In the first version of our system prompt, we mention that we want to include recent conversions—but we never define what “recent” means. This leaves it up to the model to decide, which leads to non-deterministic and confusing results. The fix is to provide explicit guidance:

class ChurnRiskAnalyzer
  SYSTEM_PROMPT = <<~PROMPT
    You are a customer success analyst. Your job is to analyze user engagement
    data and identify customers at risk of churning.

    A "recent conversion" is defined as a user who converted from
    trial to paid within the past 30 days.

    When analyzing users, identify which users are recently converted AND at high
    risk of churning due to low engagement. Pay special attention to:

    - Login frequency relative to their plan type
    - Feature adoption breadth
    - Time since trial conversion

    For each user, state:
    1. Days since conversion
    2. Whether they qualify as a "recent conversion"
    3. Your churn risk assessment and reasoning
PROMPT

Now the model has explicit guidance on what makes a “recent conversion.” But we can’t stop here.

Providing a reference date

We’ve updated the prompt to provide explicit guidance on what makes a recent conversion, but there’s still one problem—the model doesn’t know what the current date is.
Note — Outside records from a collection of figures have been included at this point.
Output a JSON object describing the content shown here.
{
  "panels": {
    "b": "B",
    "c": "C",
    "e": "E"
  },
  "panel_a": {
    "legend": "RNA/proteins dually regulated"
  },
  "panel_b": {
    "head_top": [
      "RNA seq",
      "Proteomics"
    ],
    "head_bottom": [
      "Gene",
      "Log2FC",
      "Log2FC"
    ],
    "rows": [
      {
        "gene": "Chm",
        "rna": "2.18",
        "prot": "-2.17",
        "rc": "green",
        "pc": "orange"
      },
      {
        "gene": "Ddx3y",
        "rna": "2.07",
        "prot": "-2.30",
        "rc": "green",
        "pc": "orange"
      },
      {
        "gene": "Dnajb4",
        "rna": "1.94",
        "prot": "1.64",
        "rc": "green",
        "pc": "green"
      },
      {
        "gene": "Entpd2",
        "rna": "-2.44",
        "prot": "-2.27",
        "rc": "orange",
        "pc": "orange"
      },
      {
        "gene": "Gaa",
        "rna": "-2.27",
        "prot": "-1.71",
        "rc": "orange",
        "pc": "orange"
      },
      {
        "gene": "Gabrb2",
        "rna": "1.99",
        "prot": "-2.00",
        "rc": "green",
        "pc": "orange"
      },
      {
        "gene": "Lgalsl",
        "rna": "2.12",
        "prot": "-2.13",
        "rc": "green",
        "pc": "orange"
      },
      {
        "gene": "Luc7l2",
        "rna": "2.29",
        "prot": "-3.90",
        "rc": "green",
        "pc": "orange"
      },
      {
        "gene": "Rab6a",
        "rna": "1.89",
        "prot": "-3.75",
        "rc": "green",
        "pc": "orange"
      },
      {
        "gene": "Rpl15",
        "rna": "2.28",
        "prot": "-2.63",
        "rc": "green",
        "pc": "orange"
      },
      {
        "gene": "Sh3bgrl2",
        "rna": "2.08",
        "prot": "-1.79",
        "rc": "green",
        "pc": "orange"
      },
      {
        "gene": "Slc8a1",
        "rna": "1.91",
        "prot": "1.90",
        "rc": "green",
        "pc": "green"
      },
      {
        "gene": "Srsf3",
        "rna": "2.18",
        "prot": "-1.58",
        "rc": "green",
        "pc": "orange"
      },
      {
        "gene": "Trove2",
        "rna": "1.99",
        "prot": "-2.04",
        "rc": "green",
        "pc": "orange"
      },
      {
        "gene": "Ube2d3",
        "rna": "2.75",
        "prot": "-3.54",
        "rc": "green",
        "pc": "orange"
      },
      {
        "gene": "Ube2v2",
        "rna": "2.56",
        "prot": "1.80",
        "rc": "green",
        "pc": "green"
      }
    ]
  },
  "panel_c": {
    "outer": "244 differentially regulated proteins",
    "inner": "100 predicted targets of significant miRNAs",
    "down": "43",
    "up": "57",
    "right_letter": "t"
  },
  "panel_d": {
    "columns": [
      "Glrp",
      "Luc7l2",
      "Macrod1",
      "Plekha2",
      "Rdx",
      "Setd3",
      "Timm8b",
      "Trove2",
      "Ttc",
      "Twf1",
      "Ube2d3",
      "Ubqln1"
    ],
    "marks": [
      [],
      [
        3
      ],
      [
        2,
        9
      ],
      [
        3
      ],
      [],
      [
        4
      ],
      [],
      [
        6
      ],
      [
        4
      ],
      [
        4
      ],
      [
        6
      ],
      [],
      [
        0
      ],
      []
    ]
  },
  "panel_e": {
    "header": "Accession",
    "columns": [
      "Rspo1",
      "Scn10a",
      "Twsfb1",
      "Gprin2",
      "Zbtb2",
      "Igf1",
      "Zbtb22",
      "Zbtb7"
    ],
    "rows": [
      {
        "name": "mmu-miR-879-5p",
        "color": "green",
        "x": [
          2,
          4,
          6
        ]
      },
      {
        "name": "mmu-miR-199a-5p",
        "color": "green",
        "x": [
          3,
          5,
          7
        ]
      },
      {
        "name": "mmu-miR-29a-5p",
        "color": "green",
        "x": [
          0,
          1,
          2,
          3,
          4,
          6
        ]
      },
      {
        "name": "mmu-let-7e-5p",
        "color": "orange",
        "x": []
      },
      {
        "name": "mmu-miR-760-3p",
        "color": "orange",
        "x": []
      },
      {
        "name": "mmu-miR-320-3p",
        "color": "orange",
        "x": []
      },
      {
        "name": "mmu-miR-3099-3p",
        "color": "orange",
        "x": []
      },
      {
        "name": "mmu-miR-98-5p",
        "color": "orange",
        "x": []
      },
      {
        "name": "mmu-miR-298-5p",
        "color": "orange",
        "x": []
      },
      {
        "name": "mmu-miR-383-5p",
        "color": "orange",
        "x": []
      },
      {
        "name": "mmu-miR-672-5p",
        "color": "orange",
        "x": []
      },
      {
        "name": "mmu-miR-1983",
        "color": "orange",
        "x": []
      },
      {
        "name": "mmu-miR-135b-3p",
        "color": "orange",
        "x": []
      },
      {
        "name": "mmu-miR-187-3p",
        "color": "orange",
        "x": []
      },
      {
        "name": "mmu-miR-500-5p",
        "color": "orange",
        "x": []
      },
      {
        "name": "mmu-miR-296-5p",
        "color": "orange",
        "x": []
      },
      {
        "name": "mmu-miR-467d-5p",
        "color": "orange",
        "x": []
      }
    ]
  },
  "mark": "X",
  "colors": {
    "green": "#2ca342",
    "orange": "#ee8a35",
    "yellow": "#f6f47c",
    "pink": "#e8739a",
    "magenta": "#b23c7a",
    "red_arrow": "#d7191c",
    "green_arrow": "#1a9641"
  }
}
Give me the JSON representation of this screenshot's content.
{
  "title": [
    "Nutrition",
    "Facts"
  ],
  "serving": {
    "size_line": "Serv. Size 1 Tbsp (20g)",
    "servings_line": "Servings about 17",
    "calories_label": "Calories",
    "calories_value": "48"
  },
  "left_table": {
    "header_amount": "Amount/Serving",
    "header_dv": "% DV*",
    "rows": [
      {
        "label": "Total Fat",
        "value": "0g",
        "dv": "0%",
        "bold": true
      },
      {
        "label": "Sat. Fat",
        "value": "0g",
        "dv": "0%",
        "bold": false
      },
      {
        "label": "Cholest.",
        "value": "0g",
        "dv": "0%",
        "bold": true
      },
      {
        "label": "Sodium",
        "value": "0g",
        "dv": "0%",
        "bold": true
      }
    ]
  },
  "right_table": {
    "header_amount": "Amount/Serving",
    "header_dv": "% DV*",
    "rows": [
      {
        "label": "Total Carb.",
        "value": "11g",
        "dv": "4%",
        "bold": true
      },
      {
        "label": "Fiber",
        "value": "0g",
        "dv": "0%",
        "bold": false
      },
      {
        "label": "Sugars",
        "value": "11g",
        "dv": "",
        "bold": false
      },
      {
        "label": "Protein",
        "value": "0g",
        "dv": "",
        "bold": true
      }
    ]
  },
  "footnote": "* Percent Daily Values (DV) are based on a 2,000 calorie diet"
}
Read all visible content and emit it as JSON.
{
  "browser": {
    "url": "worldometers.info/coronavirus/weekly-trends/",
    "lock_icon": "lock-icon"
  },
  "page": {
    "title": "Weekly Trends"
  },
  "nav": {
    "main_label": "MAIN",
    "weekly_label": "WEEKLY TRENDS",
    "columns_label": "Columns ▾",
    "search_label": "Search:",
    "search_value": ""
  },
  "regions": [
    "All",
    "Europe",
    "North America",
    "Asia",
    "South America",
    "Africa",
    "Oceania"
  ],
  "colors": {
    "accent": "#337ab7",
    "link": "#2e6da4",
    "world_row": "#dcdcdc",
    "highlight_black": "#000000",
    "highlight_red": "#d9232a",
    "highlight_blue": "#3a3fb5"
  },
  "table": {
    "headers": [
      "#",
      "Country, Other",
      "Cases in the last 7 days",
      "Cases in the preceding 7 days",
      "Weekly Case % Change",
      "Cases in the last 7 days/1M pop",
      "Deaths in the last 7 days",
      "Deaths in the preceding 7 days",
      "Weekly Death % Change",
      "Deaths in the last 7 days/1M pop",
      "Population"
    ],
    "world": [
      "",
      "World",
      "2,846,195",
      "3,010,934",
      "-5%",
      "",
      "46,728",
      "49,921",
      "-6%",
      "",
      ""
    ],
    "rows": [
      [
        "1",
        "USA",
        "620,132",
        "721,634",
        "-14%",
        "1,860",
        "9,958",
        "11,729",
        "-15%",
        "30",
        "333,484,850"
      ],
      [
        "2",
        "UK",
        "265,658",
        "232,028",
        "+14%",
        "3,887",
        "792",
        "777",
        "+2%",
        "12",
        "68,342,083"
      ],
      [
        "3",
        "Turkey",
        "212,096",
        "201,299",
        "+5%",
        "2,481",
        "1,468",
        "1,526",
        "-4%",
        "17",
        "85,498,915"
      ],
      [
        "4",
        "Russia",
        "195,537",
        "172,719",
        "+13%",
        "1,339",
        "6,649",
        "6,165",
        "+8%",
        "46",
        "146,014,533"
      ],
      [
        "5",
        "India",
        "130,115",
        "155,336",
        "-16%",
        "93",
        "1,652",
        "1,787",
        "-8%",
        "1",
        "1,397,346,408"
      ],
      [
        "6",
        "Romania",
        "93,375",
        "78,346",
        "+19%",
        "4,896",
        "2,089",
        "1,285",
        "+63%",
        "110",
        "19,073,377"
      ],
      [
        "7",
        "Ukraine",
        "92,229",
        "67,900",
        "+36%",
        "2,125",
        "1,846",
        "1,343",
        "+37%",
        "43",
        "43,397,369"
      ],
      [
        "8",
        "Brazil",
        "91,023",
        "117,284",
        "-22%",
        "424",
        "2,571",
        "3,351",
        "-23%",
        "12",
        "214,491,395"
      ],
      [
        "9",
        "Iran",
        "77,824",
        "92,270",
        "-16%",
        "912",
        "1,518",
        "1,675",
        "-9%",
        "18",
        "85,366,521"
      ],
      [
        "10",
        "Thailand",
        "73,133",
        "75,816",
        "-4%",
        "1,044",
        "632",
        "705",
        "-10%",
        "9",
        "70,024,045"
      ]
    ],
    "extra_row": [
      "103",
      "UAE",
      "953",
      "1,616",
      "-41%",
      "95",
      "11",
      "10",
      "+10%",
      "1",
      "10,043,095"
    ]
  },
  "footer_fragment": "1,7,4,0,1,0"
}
LLMs have no system clock access; they only know what you tell them. One way to resolve this is to provide the date as part of the prompt:

  def build_user_prompt(users)
    <<~PROMPT
      Today's date is: #{Date.today.iso8601}.

      Analyze the following low-engagement users from the past 30 days:

      #{JSON.pretty_generate(users)}
    PROMPT
  end

Now the model has everything it needs for accurate reporting. Running this updated version correctly excludes Sarah, who signed up months ago, and flags only Mike.

Conclusion

When working with LLMs and time-sensitive data:

  1. Be explicit about definitions - Don’t assume the model interprets terms like “recent” the same way you do.
  2. Always provide the current date - LLMs have no awareness of real-time; include today’s date in your prompt.
  3. Test with edge cases - Run your prompts with data that spans different time periods to catch these issues early.

These might seem like small details, but in production systems where accuracy matters, they make the difference between useful analysis and misleading results. Subtle errors like these erode trust quickly.